Using the /3GB (for Windows 2000) or the /4GT (for Windows 2003) boot.ini switches is even worse in Terminal Server environments because those switches change the partition between the application memory space and kernel memory space. These switches gives each application 3GB of memory, which in turn only leaves 1GB for the kernel—a disaster in Terminal Server environments!
People who are unfamiliar with the real meaning behind the 4GB Windows memory limit often point out that certain versions of Windows (such as Enterprise or Datacenter editions) can actually support more than 4GB of physical memory. However, adding more than 4GB of physical memory to a server still doesn't change the fact that it's a 32-bit processor accessing a 32-bit memory space. Even when more than 4GB of memory is present, each process still has the normal 2GB virtual address space, and the kernel address space is still 2GB, just as on a normal non-PAE system.
However, systems booted /PAE can support up to 64GB physical memory. A 32-bit process can "use" large amounts of memory via AWE (address windowing extension) functions. This means that they must map views of the physical memory they allocate into their 2GB virtual address space. Essentially, they can only use 2GB of memory at a time.

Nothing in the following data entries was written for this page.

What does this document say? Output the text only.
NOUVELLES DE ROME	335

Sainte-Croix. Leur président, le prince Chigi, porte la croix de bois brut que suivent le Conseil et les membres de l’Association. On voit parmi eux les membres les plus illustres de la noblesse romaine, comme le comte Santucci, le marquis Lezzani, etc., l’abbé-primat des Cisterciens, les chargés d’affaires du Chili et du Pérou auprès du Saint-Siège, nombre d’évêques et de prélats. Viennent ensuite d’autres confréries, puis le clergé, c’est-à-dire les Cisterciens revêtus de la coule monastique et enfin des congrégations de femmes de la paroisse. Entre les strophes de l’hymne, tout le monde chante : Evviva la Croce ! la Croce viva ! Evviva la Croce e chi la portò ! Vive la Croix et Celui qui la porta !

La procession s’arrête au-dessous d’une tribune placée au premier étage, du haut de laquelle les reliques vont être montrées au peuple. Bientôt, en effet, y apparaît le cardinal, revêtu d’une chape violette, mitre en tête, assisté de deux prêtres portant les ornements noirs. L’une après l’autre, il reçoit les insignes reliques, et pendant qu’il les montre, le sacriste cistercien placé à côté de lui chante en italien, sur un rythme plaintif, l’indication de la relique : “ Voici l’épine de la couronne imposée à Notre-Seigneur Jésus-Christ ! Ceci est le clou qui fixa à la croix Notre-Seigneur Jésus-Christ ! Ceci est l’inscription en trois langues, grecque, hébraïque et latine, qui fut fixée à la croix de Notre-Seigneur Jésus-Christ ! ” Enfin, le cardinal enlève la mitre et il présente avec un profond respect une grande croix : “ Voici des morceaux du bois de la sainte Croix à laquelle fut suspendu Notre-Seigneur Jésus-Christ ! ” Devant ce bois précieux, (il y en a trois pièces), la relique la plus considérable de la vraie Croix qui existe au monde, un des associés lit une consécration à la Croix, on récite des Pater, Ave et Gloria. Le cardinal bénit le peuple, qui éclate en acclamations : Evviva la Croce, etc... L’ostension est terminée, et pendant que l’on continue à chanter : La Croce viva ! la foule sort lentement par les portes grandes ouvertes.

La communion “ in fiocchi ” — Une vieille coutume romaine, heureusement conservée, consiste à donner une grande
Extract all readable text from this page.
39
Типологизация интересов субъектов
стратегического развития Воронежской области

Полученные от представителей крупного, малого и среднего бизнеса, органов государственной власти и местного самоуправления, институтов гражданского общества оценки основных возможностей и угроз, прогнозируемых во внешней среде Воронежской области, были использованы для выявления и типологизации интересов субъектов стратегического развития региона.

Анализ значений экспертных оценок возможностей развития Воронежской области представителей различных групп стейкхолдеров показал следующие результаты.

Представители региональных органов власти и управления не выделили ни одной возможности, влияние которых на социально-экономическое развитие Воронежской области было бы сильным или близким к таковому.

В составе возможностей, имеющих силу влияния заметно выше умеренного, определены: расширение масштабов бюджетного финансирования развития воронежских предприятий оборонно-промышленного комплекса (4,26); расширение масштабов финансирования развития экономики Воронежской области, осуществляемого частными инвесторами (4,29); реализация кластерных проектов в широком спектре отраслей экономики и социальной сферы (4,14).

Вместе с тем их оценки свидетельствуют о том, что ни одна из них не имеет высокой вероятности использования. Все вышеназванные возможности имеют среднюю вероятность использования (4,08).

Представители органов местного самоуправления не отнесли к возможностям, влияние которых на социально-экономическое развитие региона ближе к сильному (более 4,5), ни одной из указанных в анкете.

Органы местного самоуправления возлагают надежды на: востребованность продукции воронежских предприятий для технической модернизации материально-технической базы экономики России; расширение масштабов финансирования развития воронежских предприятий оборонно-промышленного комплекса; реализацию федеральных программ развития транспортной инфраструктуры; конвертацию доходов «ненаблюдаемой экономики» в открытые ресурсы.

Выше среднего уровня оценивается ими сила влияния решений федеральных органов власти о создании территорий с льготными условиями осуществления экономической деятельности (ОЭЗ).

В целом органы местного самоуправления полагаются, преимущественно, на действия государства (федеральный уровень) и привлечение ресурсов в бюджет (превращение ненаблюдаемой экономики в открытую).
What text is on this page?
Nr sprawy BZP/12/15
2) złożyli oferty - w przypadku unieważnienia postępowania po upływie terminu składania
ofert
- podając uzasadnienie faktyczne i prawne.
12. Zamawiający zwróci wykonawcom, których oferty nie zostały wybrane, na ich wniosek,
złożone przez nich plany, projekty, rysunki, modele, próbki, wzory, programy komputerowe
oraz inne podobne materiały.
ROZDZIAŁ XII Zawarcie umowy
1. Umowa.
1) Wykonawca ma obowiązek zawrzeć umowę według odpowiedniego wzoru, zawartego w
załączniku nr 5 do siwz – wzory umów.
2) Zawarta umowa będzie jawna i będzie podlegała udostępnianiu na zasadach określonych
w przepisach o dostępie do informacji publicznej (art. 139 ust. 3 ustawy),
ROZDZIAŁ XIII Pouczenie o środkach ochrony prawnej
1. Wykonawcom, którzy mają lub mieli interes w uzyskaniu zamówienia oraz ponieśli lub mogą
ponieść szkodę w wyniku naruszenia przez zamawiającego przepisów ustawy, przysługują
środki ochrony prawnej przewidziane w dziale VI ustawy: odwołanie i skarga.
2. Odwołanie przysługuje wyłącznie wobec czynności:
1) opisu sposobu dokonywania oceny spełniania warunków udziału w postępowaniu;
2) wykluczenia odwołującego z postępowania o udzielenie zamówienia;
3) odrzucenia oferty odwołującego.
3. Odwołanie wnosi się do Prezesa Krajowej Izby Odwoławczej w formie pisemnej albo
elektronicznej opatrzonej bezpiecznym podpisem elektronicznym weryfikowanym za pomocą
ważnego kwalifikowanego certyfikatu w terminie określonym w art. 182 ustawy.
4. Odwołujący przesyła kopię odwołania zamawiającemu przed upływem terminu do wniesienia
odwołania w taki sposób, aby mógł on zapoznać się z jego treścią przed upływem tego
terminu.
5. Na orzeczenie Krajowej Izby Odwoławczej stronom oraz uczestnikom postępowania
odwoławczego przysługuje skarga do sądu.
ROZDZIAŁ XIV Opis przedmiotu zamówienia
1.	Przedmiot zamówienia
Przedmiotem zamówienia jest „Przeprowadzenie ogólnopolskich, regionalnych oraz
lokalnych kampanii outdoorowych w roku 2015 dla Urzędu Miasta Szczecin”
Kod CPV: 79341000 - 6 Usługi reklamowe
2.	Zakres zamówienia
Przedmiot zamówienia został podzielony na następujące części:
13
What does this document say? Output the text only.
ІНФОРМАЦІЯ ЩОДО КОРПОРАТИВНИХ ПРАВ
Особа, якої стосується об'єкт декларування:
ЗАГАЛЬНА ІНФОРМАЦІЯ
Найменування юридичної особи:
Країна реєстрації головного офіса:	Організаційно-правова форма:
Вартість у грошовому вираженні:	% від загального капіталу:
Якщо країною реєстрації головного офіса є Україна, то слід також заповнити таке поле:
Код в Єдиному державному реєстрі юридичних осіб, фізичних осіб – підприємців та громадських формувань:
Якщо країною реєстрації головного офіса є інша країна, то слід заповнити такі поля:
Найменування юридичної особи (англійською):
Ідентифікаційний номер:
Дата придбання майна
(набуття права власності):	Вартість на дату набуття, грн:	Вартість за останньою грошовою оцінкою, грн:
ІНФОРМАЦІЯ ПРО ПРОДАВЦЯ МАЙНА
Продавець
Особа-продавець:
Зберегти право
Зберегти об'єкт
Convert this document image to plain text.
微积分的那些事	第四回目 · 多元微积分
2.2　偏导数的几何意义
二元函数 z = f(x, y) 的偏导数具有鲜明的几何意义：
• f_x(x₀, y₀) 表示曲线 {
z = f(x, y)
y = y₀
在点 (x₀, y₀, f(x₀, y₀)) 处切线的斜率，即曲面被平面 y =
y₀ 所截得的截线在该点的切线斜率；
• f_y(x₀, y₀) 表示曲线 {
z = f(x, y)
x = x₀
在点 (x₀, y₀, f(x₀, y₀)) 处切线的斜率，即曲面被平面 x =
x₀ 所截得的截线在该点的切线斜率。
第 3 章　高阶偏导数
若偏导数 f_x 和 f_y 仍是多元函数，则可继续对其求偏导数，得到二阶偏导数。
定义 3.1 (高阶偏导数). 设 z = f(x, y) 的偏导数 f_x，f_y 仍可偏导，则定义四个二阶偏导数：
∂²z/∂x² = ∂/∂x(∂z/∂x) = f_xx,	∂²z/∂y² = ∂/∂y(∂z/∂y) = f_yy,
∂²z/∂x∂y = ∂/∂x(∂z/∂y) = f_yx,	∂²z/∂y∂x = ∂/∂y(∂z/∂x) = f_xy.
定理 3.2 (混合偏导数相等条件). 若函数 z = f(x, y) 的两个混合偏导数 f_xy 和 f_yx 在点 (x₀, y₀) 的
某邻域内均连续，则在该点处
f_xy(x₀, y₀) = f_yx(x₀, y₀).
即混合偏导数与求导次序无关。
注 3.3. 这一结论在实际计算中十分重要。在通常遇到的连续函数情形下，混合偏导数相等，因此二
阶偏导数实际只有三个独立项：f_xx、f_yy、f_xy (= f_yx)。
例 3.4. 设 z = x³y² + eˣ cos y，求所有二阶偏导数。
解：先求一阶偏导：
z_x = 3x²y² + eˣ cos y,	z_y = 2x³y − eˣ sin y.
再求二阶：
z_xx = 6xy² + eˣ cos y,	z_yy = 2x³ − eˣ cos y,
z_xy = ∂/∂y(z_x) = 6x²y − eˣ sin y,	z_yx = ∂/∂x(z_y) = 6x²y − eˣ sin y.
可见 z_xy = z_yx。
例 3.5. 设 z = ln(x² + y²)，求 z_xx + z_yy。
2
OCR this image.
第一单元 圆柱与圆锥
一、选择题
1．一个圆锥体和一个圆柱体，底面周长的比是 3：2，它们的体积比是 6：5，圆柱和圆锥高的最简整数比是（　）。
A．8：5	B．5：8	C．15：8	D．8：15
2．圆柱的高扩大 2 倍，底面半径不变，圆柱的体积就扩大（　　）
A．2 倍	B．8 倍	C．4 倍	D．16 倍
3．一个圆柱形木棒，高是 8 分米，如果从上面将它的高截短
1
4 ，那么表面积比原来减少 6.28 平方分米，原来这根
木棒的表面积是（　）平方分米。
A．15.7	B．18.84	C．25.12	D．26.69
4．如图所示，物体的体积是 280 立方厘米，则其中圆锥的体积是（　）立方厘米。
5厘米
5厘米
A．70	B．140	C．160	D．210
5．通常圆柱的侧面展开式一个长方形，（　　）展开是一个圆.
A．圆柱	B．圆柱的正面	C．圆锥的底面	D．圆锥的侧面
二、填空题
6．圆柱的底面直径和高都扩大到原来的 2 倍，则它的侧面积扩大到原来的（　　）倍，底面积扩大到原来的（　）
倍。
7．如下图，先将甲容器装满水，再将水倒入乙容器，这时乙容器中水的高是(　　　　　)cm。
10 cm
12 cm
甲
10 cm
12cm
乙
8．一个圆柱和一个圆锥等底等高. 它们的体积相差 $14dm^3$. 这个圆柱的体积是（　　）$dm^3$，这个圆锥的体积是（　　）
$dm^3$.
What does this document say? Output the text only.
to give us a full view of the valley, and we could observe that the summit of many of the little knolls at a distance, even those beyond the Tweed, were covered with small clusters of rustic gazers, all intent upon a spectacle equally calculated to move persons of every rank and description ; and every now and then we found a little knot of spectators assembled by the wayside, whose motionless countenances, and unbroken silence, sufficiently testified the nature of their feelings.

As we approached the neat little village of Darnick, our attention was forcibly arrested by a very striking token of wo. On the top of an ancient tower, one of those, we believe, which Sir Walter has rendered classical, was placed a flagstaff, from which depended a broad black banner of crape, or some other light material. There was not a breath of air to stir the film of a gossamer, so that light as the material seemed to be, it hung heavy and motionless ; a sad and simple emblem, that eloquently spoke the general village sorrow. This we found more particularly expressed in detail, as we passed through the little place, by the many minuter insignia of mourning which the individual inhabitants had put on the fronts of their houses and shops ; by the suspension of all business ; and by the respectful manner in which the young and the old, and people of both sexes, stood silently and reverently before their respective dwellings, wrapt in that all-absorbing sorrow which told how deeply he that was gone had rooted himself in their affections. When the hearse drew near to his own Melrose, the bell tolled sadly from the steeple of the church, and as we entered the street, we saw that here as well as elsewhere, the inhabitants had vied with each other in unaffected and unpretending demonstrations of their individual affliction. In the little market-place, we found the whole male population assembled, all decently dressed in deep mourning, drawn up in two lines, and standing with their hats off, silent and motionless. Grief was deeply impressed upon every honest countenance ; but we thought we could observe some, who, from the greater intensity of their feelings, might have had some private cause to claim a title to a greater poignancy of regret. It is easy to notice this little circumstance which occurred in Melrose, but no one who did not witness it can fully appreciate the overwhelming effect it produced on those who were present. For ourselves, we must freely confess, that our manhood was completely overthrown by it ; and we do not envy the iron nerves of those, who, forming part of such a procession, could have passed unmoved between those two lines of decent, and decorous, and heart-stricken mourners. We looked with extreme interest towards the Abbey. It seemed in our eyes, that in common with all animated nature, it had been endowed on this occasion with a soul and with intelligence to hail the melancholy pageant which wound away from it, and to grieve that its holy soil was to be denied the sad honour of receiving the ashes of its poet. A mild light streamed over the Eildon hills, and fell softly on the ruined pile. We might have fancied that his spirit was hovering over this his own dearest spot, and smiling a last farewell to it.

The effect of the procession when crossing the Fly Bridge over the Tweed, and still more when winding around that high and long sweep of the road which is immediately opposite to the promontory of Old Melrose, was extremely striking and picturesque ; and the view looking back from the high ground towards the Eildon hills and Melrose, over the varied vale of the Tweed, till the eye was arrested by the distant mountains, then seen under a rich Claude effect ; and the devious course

Here are more details about what booting /PAE means from Chapter 7 of the book "Inside Windows 2000," by David Solomon and Mark Russinovich.
All of the Intel x86 family processors since the Pentium Pro include a memory-mapping mode called Physical Address Extension (PAE). With the proper chipset, the PAE mode allows access to up to 64 GB of physical memory. When the x86 executes in PAE mode, the memory management unit (MMU) divides virtual addresses into four fields.
The MMU still implements page directories and page tables, but a third level, the page directory pointer table, exists above them. PAE mode can address more memory than the standard translation mode not because of the extra level of translation but because PDEs and PTEs are 64-bits wide rather than 32-bits. The system represents physical addresses internally with 24 bits, which gives the x86 the ability to support a maximum of 2^(24+12) bytes, or 64 GB, of memory.
As explained in Chapter 2 , there is a special version of the core kernel image (Ntoskrnl.exe) with support for PAE called Ntkrnlpa.exe. (The multiprocessor version is called Ntkrpamp.exe.) To select this PAE-enabled kernel, you must boot with the /PAE switch in Boot.ini.
This special version of the kernel image is installed on all Windows 2000 systems, even Windows 2000 Professional systems with small memory. The reason for this is to facilitate testing. Because the PAE kernel presents 64-bit addresses to device drivers and other system code, booting /PAE even on a small memory system allows a device driver developer to test parts of their drivers with large addresses. The other relevant Boot.ini switch is /NOLOWMEM, which discards memory below 4 GB and relocates device drivers above this range, thus guaranteeing that these drivers will be presented with physical addresses greater than 32 bits.
Only Windows 2000 Advanced Server and Windows 2000 Datacenter Server are required to support more than 4 GB of physical memory. (See Table 2-2.) Using the AWE Win32 functions, 32bit user processes can allocate and control large amounts of physical memory on these systems.